For a guy who specializes in helping fix other people’s problems, though, Dr. Phil gets into pretty regular trouble. Last week, however, he outdid himself.

Or rather, his chase producer did. That’s who probably Tweeted out a now-notorious question to the doctor’s million-plus followers on August 20:

If a girl is drunk, is it OK to have sex with her? Reply yes or no to @drphil #teensaccused

The hashtag referred to an upcoming show topic: those high-profile cases of young women allegedly raped at booze-fueled parties, after which explicit photos of the incidents are posted on social media. After one such instance, a Canadian teen named Rehtaeh Parsons took her own life. Her mother was scheduled to appear as Dr. Phil’s guest on that particular episode. (Earlier this month, two 18-year-old men were charged with distributing child pornography in relation to this case.)

Although clearly intended to simply “crowdsource” prevailing attitudes (however politically incorrect) in advance of the program, Dr. Phil’s “drunk sex” Tweet was quickly deleted after sparking an online firestorm.

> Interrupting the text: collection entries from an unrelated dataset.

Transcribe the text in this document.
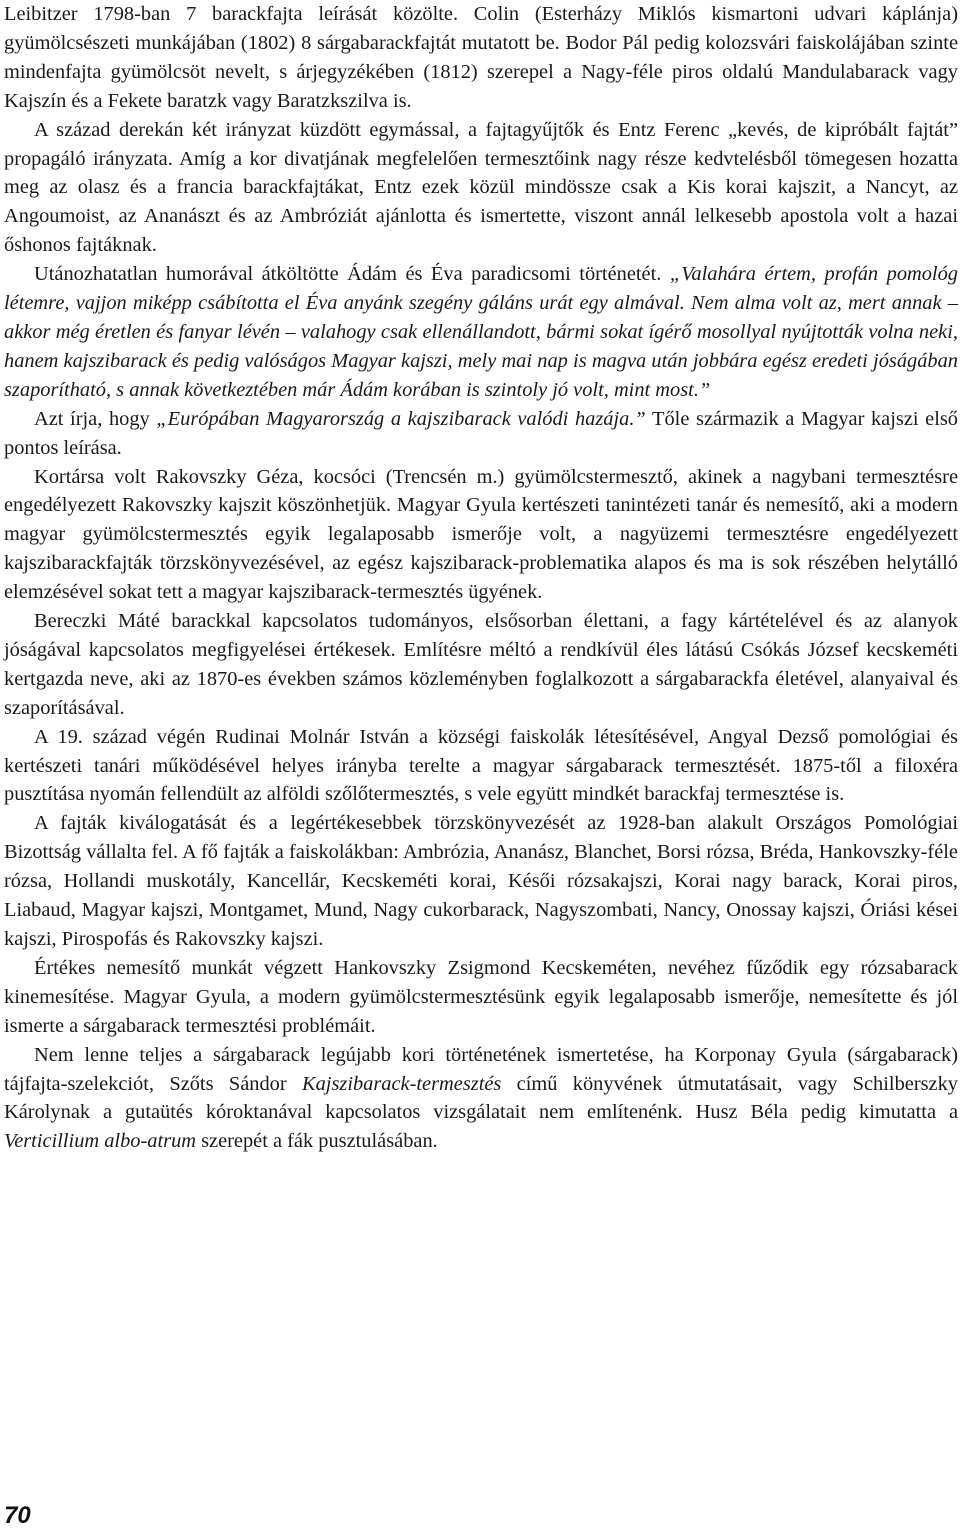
Leibitzer 1798-ban 7 barackfajta leírását közölte. Colin (Esterházy Miklós kismartoni udvari káplánja) gyümölcsészeti munkájában (1802) 8 sárgabarackfajtát mutatott be. Bodor Pál pedig kolozsvári faiskolájában szinte mindenfajta gyümölcsöt nevelt, s árjegyzékében (1812) szerepel a Nagy-féle piros oldalú Mandulabarack vagy Kajszín és a Fekete baratzk vagy Baratzkszilva is.

A század derekán két irányzat küzdött egymással, a fajtagyűjtők és Entz Ferenc „kevés, de kipróbált fajtát” propagáló irányzata. Amíg a kor divatjának megfelelően termesztőink nagy része kedvtelésből tömegesen hozatta meg az olasz és a francia barackfajtákat, Entz ezek közül mindössze csak a Kis korai kajszit, a Nancyt, az Angoumoist, az Ananászt és az Ambróziát ajánlotta és ismertette, viszont annál lelkesebb apostola volt a hazai őshonos fajtáknak.

Utánozhatatlan humorával átköltötte Ádám és Éva paradicsomi történetét. „Valahára értem, profán pomológ létemre, vajjon miképp csábította el Éva anyánk szegény gáláns urát egy almával. Nem alma volt az, mert annak – akkor még éretlen és fanyar lévén – valahogy csak ellenállandott, bármi sokat ígérő mosollyal nyújtották volna neki, hanem kajszibarack és pedig valóságos Magyar kajszi, mely mai nap is magva után jobbára egész eredeti jóságában szaporítható, s annak következtében már Ádám korában is szintoly jó volt, mint most.”

Azt írja, hogy „Európában Magyarország a kajszibarack valódi hazája.” Tőle származik a Magyar kajszi első pontos leírása.

Kortársa volt Rakovszky Géza, kocsóci (Trencsén m.) gyümölcstermesztő, akinek a nagybani termesztésre engedélyezett Rakovszky kajszit köszönhetjük. Magyar Gyula kertészeti tanintézeti tanár és nemesítő, aki a modern magyar gyümölcstermesztés egyik legalaposabb ismerője volt, a nagyüzemi termesztésre engedélyezett kajszibarackfajták törzskönyvezésével, az egész kajszibarack-problematika alapos és ma is sok részében helytálló elemzésével sokat tett a magyar kajszibarack-termesztés ügyének.

Bereczki Máté barackkal kapcsolatos tudományos, elsősorban élettani, a fagy kártételével és az alanyok jóságával kapcsolatos megfigyelései értékesek. Említésre méltó a rendkívül éles látású Csókás József kecskeméti kertgazda neve, aki az 1870-es években számos közleményben foglalkozott a sárgabarackfa életével, alanyaival és szaporításával.

A 19. század végén Rudinai Molnár István a községi faiskolák létesítésével, Angyal Dezső pomológiai és kertészeti tanári működésével helyes irányba terelte a magyar sárgabarack termesztését. 1875-től a filoxéra pusztítása nyomán fellendült az alföldi szőlőtermesztés, s vele együtt mindkét barackfaj termesztése is.

A fajták kiválogatását és a legértékesebbek törzskönyvezését az 1928-ban alakult Országos Pomológiai Bizottság vállalta fel. A fő fajták a faiskolákban: Ambrózia, Ananász, Blanchet, Borsi rózsa, Bréda, Hankovszky-féle rózsa, Hollandi muskotály, Kancellár, Kecskeméti korai, Késői rózsakajszi, Korai nagy barack, Korai piros, Liabaud, Magyar kajszi, Montgamet, Mund, Nagy cukorbarack, Nagyszombati, Nancy, Onossay kajszi, Óriási kései kajszi, Pirospofás és Rakovszky kajszi.

Értékes nemesítő munkát végzett Hankovszky Zsigmond Kecskeméten, nevéhez fűződik egy rózsabarack kinemesítése. Magyar Gyula, a modern gyümölcstermesztésünk egyik legalaposabb ismerője, nemesítette és jól ismerte a sárgabarack termesztési problémáit.

Nem lenne teljes a sárgabarack legújabb kori történetének ismertetése, ha Korponay Gyula (sárgabarack) tájfajta-szelekciót, Szőts Sándor Kajszibarack-termesztés című könyvének útmutatásait, vagy Schilberszky Károlynak a gutaütés kóroktanával kapcsolatos vizsgálatait nem említenénk. Husz Béla pedig kimutatta a Verticillium albo-atrum szerepét a fák pusztulásában.

70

“Rad-Femme Lawyer” huffed, “You know good and goddamn well that asking when a girl ‘deserves’ to be raped is a destructive question in itself.”

“If a TV Shrink makes my daughter feel guilty b/c she was date raped while drunk, can I punch him in his dick?” one fellow Tweeted in reply.

Consensus rapidly congealed: Dr. Phil’s query had been self-evidently “shocking.” Particularly on the distaff side of the Web, where mythical beasts called “rape culture” and “slut shaming” are cited with alarming regularity, the reaction was predictably hysterical.